A Solo 401(k) involves several roles covering plan sponsorship, administration, investment authority, and inheritance. In most cases, you fill several of these roles simultaneously as the business owner and account holder.
| Role | Who Fills It | Purpose |
|---|---|---|
| Plan Sponsor | Your business | Establishes the plan as an employee benefit |
| Plan Administrator | You (as business owner) | Manages recordkeeping and reporting |
| Participant | You (and eligible spouse) | Holds savings accounts within the plan |
| Trustee | You (as account holder) | Primary signing and investment authority |
| Co-Trustee | Optional — person you designate | Equal signing authority, active role |
| Successor Trustee | Optional — person you designate | Takes over on death or incapacitation |
| Plan Beneficiary | Person(s) you designate | Inherits the plan at your passing |
The plan sponsor is the employer that establishes the Solo 401(k) as an employee benefit. Your business, whether a sole proprietorship, LLC, or corporation, holds this role. The plan is tied to the sponsoring business, which is why the plan name follows the convention "[Business Name] 401(k) Trust."
More than one qualifying business can sponsor the same plan. If you or your spouse operate multiple owner-only businesses, additional businesses can join the plan as participating employers, and compensation from all of them can be used for contributions.
The sponsoring employer is also the plan administrator. In practice, this means you, as the business owner, are responsible for managing the plan's recordkeeping and reporting obligations: tracking participant account balances, documenting contributions and distributions, determining eligibility, and filing any required plan-associated forms.
The administrator also designates the plan trustee. With a Solo 401(k), you typically hold both roles.
A plan participant is an individual with a savings account within the plan. As a compensated owner of the sponsoring business, you are automatically eligible. Your spouse can also participate if they receive compensation income from the business.
Each participant may hold multiple accounts within the plan; for example, a tax-deferred account and a Roth account tracked separately. If your spouse participates, their accounts are tracked separately from yours.
The trustee holds operational authority over the plan trust, including; signing contracts, opening financial accounts, directing investments, and managing all plan activity. As the account holder, you serve as the primary trustee.
This is the role that makes checkbook control work. The plan trust is the entity; you as trustee have full authority to act on its behalf without involving a third-party custodian for each transaction.
You may designate a co-trustee to share operational control. A co-trustee holds equal signing authority, and either trustee can execute transactions independently. This is a parallel role, not a subordinate one.
A co-trustee makes sense when another person will be actively involved in day-to-day investment decisions, such as a business partner, a spouse with investment expertise, or a parent assisting a younger account holder. Only name a co-trustee if that person will genuinely participate in managing the plan.
A successor trustee has no active role while you are living and capable. They step in only if the trustee role becomes vacant due to death or incapacitation.
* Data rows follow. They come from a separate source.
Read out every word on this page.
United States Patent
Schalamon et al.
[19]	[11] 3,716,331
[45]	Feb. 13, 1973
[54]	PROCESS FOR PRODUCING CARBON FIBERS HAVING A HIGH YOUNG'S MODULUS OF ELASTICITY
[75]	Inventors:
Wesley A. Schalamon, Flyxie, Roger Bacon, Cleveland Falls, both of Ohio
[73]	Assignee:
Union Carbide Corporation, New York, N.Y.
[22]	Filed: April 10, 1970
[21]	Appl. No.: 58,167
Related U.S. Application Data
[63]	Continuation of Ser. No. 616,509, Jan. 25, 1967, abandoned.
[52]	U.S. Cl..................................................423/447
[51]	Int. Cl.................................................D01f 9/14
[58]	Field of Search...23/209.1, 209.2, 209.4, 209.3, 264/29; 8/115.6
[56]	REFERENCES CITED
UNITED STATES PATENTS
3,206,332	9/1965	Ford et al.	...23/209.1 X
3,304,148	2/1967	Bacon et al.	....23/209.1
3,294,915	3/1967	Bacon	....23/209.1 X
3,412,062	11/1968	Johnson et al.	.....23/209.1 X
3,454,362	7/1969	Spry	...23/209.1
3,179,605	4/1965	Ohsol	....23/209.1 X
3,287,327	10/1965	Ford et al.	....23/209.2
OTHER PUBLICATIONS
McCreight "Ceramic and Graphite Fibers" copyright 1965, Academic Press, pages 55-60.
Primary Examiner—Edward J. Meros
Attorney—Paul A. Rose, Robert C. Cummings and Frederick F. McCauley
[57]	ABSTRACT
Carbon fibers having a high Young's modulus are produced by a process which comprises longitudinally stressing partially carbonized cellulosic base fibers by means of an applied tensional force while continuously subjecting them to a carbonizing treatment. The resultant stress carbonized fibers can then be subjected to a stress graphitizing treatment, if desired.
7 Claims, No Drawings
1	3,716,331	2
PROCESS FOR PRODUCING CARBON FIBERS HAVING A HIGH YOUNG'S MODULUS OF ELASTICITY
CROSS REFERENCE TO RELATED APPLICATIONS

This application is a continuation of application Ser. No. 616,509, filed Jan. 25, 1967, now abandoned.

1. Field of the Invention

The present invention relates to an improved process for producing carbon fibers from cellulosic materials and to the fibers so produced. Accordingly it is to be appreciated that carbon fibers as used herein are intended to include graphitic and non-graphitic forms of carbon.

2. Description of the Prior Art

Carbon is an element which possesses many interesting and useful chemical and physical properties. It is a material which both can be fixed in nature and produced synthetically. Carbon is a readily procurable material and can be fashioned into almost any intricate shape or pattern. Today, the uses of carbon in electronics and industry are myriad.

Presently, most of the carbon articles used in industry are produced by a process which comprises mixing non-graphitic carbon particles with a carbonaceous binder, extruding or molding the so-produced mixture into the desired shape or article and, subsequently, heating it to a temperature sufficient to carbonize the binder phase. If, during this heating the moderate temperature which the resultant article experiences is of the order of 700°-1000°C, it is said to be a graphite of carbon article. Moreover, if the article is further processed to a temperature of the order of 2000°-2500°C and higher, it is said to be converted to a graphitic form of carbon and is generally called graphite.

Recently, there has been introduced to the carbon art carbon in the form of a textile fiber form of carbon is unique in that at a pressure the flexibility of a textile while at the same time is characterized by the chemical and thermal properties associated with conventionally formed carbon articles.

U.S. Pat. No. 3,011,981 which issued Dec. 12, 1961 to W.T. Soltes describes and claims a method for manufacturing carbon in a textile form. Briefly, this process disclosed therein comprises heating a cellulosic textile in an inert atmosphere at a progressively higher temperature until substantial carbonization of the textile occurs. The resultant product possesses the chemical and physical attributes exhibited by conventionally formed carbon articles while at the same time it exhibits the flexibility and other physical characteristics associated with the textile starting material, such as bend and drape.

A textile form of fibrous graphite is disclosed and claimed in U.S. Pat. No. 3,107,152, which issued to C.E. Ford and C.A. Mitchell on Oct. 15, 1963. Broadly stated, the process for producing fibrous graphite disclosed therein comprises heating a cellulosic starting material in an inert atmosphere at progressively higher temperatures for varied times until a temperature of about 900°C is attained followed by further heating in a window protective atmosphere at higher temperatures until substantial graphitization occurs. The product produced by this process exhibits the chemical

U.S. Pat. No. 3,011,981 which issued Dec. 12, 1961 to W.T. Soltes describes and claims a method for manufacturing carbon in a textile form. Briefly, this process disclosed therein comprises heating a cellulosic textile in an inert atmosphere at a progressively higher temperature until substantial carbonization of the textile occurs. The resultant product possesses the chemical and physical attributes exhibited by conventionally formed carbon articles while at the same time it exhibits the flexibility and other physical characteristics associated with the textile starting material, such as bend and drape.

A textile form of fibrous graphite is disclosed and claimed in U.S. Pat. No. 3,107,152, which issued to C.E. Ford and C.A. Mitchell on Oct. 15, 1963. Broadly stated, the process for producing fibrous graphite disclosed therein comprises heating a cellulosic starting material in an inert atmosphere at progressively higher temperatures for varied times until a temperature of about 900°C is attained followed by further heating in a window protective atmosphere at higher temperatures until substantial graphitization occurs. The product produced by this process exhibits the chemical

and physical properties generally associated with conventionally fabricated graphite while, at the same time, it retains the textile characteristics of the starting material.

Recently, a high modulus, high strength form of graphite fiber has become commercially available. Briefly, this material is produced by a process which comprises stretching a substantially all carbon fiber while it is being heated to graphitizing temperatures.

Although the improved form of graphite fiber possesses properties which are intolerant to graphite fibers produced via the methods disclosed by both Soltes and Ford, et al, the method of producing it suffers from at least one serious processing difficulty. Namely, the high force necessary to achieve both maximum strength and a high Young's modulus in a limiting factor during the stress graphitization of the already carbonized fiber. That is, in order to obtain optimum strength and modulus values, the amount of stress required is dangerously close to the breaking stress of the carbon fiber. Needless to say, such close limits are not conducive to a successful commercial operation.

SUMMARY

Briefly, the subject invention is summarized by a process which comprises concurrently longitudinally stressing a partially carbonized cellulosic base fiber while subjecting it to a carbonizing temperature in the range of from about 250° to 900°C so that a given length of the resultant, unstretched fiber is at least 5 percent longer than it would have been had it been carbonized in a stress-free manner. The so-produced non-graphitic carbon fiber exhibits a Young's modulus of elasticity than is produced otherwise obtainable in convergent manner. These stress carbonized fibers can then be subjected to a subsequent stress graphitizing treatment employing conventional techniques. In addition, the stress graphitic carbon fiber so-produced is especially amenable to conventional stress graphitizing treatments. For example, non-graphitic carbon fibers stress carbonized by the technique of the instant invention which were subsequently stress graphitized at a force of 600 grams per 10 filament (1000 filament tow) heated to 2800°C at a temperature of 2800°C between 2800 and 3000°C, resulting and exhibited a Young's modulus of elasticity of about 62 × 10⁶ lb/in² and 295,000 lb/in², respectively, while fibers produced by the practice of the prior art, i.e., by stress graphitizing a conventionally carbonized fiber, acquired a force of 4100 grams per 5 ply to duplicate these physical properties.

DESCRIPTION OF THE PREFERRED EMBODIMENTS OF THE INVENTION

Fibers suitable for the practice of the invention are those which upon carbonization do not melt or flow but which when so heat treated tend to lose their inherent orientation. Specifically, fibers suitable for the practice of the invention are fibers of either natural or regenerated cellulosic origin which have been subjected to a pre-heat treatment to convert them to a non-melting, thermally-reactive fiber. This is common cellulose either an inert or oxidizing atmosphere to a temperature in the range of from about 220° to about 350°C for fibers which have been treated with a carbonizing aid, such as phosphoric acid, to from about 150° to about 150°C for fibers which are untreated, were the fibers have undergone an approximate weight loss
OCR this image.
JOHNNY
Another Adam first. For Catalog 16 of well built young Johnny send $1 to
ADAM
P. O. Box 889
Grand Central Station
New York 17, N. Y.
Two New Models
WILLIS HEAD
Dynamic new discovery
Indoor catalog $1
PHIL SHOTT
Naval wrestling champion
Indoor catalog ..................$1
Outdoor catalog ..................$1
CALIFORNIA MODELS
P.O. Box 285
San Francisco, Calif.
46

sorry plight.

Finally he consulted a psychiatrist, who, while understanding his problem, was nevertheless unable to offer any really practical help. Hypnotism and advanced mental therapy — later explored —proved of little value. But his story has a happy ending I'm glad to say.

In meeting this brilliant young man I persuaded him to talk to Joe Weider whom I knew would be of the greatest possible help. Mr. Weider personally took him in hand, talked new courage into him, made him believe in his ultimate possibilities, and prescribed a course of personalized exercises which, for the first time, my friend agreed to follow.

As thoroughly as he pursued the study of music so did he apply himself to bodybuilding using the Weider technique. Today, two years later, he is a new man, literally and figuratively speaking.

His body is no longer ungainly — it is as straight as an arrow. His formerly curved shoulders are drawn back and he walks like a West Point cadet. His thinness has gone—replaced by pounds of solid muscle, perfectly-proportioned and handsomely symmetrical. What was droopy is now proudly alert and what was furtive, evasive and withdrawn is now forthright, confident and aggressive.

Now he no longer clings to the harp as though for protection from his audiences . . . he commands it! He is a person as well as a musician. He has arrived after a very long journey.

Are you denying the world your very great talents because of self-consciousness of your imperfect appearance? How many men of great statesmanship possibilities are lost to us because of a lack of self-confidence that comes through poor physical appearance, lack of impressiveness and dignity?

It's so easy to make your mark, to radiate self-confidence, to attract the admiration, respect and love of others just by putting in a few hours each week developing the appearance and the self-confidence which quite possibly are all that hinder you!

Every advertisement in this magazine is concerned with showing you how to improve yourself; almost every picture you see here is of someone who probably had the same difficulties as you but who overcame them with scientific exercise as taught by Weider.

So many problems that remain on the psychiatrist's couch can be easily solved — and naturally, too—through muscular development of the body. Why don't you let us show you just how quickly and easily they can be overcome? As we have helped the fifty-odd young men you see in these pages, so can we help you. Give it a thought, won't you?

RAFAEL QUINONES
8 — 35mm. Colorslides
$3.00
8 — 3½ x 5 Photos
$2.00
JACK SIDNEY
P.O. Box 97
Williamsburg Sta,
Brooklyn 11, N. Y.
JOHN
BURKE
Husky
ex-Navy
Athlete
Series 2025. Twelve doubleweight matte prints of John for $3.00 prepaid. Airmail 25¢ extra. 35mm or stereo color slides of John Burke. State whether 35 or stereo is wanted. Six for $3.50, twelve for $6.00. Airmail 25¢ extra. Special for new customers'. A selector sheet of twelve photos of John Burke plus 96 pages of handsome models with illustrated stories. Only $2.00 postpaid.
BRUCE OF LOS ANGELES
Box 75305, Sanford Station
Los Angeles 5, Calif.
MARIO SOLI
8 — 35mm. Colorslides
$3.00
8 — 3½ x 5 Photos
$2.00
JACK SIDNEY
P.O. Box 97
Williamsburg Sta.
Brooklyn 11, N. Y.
Designating one is optional but recommended. Without a successor trustee, there can be a gap in plan administration while beneficiaries work through the process of assuming control.
Important: Trustee roles and inheritance rights are entirely separate. Who inherits your plan is determined by your beneficiary designation in the plan documents, not by who is named trustee or successor trustee.
Your plan beneficiaries are the persons or entities designated to inherit the plan at your passing. Beneficiary designations are made in the plan documents and can be updated at any time by completing a new beneficiary designation form.
You can name one or more primary and contingent beneficiaries, and you can designate individuals, trusts, or organizations. Distribution rules for inherited plan assets vary depending on the type of beneficiary. If you are married and live in a community property state, your spouse's written consent is required to name anyone else as the sole primary beneficiary.
Do I hold all of these roles at once?
In most cases, yes. The plan sponsor, plan administrator, participant, and trustee roles all typically belong to the same person... you. The distinction between them is legal and functional, not operational. Understanding which hat you're wearing matters most when filling out forms, filing reports, or documenting plan activity.
Can my spouse be both a participant and a co-trustee?
Yes. These are independent designations. Your spouse can hold a participant account with their own savings in the plan and simultaneously serve as co-trustee with signing authority over plan operations.
Can I change trustee designations after the plan is established?
Yes. co-trustee and successor trustee designations can be added, changed, or removed at any time by resolution of the trust. No external filing is required.
Is the successor trustee the same as a beneficiary?
No. The successor trustee steps in to administer the plan operationally, managing assets, executing transactions, and winding down the plan during the inheritance process. A beneficiary is the person who receives the plan's value. These can be the same person, but the roles serve entirely different purposes.
This information is provided for educational purposes only and should not be interpreted as tax, legal, or investment advice. Readers are encouraged to consult a qualified professional who can offer guidance based on their personal situation.